South Korean Paper Accuses U.S. of Stalling Talks with North Korea

"U.S. Blamed for Stalling Talks with NK" was the headline in the May 29 Korea Times headline, a thinly disguised leak from South Korea's Presidential palace aimed to pressure the utopians in the Bush Administration to stop the sabotage. "The envisioned dialogue between North Korea and the United States has long been delayed because key policymakers in the U.S. Administration have shown conflicting approaches, according to sources in Seoul," the KT wrote. Talks were originally to take place in June with a visit to Pyongyang by U.S. Ambassador Jack Pritchard, arranged in April at a meeting of North Korean leader Kim Jong-il and President Kim Dae-jung's special envoy, Lim Dong-won.

"Sources attribute the delay to the failure of the U.S. in working out a delegation, timing, and a specific agenda for the talks. The functional specialists in the U.S. State Department, represented by Under Secretary John Bolton, have been disputing with regional (Asia) specialists led by Assistant Secretary James Kelly," they report, with lunatic Bolton insisting the U.S. must "mobilize for military options against Pyongyang" and "[wield] considerable clout in the U.S. foreign policy arena."

"Pentagon officials have been maintaining the upper hand over State Department counterparts on security issues, including those on the Korean peninsula," another "observer" was quoted as saying. The Pentagon (that is, the Wolfowitz-Perle utopians) he said, are "insisting on no dialogue for its own sake," to wit: We won't talk just to talk; we must first be assured of the results we demand. Their demands include deal-breakers such as the ultimatum that North Korea remove its million-man army from the edge of the Demilitarized Zone between the two Koreas.

Japanese Paper: China Taking 'Anti-Free-Trade' Actions To Protect State Industries

China is having to take "anti-free-trade" actions to protect state-run industries, even after having joined the World Trade Organization (WTO), the Japanese paper Asahi Shimbun reported May 29. Beijing "is likely to incur the wrath of other nations with its anti-free-trade actions, such as tariffs on steel imports and anti-dumping investigations into chemicals," the article stated.

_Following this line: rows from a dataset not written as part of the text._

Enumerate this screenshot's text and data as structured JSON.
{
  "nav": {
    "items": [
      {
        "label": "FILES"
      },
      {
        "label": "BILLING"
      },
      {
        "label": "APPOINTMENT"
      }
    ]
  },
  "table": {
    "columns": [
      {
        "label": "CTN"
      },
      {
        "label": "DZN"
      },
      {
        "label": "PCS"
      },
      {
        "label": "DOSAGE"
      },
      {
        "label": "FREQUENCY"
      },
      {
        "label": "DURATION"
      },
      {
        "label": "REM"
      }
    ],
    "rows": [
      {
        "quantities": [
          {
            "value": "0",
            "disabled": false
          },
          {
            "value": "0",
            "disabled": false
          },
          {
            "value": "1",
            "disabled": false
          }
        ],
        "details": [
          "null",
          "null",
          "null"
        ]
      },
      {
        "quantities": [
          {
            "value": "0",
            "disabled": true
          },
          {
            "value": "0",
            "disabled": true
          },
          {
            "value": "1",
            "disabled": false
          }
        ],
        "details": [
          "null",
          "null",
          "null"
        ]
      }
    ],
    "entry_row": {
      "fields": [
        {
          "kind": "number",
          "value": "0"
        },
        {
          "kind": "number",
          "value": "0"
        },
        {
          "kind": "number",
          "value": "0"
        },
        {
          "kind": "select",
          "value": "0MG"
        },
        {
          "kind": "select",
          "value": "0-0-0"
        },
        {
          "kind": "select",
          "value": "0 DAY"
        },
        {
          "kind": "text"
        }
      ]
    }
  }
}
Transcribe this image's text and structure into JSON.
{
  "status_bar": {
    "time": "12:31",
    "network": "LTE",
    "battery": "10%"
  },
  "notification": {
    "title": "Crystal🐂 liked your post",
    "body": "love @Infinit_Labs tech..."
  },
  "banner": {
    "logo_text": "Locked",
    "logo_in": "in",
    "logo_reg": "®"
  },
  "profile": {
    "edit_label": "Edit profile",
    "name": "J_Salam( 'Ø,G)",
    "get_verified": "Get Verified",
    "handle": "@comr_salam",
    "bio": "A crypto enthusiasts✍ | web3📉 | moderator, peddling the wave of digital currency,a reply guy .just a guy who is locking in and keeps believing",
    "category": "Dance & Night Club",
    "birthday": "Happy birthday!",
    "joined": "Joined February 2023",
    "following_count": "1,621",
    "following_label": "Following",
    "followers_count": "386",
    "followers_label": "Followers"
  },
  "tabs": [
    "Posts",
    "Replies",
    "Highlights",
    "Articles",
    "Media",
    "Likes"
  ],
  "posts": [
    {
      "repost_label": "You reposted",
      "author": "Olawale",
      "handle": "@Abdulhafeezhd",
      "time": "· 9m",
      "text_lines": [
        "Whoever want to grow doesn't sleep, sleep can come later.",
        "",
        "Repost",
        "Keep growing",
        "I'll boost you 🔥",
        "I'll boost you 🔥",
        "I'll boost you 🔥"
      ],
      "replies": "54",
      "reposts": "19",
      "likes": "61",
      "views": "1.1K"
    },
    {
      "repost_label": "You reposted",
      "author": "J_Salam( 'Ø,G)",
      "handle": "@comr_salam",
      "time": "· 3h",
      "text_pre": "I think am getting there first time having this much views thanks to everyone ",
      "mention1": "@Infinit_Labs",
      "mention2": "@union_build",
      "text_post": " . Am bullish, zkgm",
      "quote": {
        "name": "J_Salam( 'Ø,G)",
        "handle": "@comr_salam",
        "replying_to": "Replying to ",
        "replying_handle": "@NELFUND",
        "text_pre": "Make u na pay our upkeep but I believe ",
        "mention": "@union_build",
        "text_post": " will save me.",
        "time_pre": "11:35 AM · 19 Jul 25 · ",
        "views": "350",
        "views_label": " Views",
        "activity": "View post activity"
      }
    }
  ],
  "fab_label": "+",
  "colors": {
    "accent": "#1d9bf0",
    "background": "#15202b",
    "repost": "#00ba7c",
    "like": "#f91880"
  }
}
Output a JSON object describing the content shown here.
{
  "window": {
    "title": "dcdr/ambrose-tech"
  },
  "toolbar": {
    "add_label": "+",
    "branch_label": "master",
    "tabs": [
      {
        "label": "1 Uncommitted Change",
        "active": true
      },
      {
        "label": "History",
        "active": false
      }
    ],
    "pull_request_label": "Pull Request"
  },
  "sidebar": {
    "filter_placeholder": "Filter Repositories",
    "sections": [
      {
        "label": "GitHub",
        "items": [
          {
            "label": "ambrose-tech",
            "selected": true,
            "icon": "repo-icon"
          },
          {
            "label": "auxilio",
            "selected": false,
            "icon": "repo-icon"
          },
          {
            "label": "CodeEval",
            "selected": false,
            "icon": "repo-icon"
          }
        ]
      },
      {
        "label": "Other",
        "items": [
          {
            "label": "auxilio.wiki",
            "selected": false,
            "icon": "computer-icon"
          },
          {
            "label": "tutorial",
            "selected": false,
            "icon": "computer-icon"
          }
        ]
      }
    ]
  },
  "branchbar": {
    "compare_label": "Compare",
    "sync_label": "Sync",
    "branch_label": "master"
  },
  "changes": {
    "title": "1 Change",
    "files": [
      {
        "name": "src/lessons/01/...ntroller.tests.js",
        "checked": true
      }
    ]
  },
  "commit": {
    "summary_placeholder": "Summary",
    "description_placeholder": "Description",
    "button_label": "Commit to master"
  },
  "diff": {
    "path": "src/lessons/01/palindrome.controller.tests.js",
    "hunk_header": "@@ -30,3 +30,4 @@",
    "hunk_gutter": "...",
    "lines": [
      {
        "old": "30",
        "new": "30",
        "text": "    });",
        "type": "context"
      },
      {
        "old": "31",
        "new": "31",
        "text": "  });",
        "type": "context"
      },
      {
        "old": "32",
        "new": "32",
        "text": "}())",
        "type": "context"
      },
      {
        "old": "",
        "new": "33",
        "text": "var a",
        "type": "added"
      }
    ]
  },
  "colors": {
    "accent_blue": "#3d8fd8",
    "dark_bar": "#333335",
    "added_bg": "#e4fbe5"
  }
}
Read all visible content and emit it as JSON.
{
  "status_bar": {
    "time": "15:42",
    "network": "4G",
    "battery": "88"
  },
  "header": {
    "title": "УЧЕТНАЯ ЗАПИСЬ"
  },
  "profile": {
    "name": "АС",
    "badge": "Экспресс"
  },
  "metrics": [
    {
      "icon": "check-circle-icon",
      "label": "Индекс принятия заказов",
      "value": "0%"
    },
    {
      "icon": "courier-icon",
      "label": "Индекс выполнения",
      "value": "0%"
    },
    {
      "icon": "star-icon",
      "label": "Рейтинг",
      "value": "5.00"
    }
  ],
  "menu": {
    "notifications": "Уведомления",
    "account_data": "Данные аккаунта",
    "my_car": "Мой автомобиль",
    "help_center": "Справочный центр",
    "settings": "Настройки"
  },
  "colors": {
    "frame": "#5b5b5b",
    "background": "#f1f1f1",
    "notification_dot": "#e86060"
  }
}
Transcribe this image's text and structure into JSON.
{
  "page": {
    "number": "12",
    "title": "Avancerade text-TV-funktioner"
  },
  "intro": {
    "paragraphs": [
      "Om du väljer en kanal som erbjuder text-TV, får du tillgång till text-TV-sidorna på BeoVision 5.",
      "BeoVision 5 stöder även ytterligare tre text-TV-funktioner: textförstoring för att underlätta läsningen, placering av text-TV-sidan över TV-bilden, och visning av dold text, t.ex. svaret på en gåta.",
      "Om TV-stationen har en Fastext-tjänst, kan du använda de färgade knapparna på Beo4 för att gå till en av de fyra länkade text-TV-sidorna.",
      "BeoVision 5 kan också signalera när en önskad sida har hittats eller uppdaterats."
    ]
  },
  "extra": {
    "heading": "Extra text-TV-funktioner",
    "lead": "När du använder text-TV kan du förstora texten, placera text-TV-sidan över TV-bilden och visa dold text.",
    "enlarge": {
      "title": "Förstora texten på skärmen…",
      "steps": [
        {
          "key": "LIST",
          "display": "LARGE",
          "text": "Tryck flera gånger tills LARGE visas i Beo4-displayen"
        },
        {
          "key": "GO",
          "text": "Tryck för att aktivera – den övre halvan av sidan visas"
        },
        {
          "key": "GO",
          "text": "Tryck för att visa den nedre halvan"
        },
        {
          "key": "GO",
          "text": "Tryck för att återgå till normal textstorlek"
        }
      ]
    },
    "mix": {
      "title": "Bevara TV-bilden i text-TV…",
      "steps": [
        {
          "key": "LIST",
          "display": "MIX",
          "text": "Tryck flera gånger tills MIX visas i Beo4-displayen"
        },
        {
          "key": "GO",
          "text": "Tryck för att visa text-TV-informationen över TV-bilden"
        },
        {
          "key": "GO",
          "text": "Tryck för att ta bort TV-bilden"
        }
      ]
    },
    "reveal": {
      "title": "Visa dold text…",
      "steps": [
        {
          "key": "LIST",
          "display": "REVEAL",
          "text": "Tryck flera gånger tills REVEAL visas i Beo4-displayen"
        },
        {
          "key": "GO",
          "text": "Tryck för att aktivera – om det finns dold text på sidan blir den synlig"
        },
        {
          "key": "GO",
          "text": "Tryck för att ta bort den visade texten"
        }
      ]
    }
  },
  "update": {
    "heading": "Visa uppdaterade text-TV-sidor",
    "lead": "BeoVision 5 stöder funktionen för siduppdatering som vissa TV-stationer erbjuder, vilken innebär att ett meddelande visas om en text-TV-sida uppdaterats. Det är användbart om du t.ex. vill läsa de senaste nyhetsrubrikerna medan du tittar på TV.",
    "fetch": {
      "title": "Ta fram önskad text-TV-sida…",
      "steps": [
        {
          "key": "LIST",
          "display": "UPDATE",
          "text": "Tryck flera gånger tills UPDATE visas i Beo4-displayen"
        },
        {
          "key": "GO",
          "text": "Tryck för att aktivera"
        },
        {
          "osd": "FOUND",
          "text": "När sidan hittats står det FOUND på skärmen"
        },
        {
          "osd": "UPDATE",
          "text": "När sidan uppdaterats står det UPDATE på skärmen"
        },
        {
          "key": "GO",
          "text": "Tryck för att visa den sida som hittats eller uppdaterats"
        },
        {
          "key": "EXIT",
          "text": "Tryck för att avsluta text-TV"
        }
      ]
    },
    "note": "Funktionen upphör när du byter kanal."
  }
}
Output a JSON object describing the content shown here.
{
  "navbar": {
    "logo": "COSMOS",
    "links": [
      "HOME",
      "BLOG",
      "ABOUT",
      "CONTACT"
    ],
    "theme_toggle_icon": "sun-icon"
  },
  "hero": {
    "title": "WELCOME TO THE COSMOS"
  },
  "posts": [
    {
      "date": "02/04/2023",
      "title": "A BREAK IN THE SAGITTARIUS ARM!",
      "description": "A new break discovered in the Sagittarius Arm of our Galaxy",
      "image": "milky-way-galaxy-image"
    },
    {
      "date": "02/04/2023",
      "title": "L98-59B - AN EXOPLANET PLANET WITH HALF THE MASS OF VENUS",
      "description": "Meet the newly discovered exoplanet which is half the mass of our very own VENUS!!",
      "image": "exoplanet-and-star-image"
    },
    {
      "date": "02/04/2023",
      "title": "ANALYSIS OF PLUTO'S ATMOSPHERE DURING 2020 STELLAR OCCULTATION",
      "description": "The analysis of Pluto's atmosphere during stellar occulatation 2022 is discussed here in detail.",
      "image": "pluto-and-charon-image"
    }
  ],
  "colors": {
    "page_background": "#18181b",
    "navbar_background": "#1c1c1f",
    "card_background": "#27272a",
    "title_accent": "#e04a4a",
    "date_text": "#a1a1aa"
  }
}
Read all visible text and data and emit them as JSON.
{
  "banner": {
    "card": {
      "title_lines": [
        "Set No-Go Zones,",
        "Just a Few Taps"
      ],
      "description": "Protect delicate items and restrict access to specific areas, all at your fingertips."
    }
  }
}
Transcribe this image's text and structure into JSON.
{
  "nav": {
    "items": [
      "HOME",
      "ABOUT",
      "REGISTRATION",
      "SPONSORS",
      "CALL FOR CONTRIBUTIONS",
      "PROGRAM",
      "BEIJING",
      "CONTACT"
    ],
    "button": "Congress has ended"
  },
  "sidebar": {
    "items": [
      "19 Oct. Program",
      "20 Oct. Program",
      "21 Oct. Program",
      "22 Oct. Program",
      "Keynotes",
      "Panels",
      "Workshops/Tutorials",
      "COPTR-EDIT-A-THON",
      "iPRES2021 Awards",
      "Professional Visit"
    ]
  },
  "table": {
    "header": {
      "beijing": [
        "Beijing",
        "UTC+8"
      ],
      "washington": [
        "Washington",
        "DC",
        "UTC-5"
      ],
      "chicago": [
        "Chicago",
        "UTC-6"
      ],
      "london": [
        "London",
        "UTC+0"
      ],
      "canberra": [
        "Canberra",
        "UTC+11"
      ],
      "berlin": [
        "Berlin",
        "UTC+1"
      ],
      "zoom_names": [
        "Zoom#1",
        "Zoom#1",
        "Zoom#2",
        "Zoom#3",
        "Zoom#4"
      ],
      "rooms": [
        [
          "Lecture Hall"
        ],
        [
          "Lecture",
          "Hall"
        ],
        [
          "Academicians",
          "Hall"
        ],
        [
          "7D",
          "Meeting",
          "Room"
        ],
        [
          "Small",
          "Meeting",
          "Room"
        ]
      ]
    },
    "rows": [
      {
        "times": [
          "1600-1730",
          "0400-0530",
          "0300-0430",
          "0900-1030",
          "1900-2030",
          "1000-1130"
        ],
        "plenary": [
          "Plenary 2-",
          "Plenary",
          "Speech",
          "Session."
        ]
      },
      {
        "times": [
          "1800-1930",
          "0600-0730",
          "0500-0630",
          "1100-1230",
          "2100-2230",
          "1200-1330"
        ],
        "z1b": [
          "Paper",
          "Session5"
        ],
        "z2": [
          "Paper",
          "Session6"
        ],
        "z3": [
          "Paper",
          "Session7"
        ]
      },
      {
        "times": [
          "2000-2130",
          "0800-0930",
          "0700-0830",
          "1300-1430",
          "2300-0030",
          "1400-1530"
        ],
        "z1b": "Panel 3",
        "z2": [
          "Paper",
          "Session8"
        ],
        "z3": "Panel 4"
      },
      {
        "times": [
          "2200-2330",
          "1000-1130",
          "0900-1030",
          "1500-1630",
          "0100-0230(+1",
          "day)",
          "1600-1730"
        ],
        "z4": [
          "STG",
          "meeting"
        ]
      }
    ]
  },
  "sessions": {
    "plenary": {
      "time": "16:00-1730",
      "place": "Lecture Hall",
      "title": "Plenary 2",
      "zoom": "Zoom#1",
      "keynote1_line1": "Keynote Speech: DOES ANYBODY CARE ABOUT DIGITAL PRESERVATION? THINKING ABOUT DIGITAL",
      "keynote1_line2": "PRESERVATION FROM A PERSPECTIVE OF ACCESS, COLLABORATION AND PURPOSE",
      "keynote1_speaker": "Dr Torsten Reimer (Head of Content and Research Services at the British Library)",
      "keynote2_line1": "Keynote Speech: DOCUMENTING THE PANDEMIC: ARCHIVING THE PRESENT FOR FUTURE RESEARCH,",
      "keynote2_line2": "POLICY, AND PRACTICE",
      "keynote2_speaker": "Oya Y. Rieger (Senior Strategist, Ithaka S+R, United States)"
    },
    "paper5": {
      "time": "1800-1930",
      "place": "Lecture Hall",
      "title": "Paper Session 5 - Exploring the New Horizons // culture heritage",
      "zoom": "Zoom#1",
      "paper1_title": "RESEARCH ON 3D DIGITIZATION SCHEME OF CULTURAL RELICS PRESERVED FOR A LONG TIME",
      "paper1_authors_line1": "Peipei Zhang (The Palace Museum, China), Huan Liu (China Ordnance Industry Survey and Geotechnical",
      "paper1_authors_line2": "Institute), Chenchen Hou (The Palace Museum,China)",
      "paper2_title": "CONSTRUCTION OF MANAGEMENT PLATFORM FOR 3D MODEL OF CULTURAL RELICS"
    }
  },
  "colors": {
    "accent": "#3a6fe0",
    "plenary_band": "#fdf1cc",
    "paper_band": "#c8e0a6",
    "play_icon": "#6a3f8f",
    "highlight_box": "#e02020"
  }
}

In accordance with WTO rules, Beijing lowered steel tariffs in January, but, especially after the U.S. imposed its "safeguard import curbs," China's steel imports from Japan and other countries jumped 28% year-on-year during January-April. The price of thin steel sheets has fallen 15%, and large steel producers have faced profit crashes of 6-7%.

Also, Chinese enterprises have complained about the dumping of foreign chemical products. Hebei Cangzhou Dahua Co., a big chemical producer, is down to working at only several thousand tons of its 30,000-ton manufacturing capacity, due to low-cost imports.

The China Business Times on May 20, according to Asahi, complained that the government moves towards reintroducing protection would prop up weaker state enterprises and force consumers to use lower-quality Chinese steel. "Private firms ... have been betrayed by the government's change in tactics. Beijing wants to protect state-run firms to prevent a surge in unemployment," complained the Asahi article.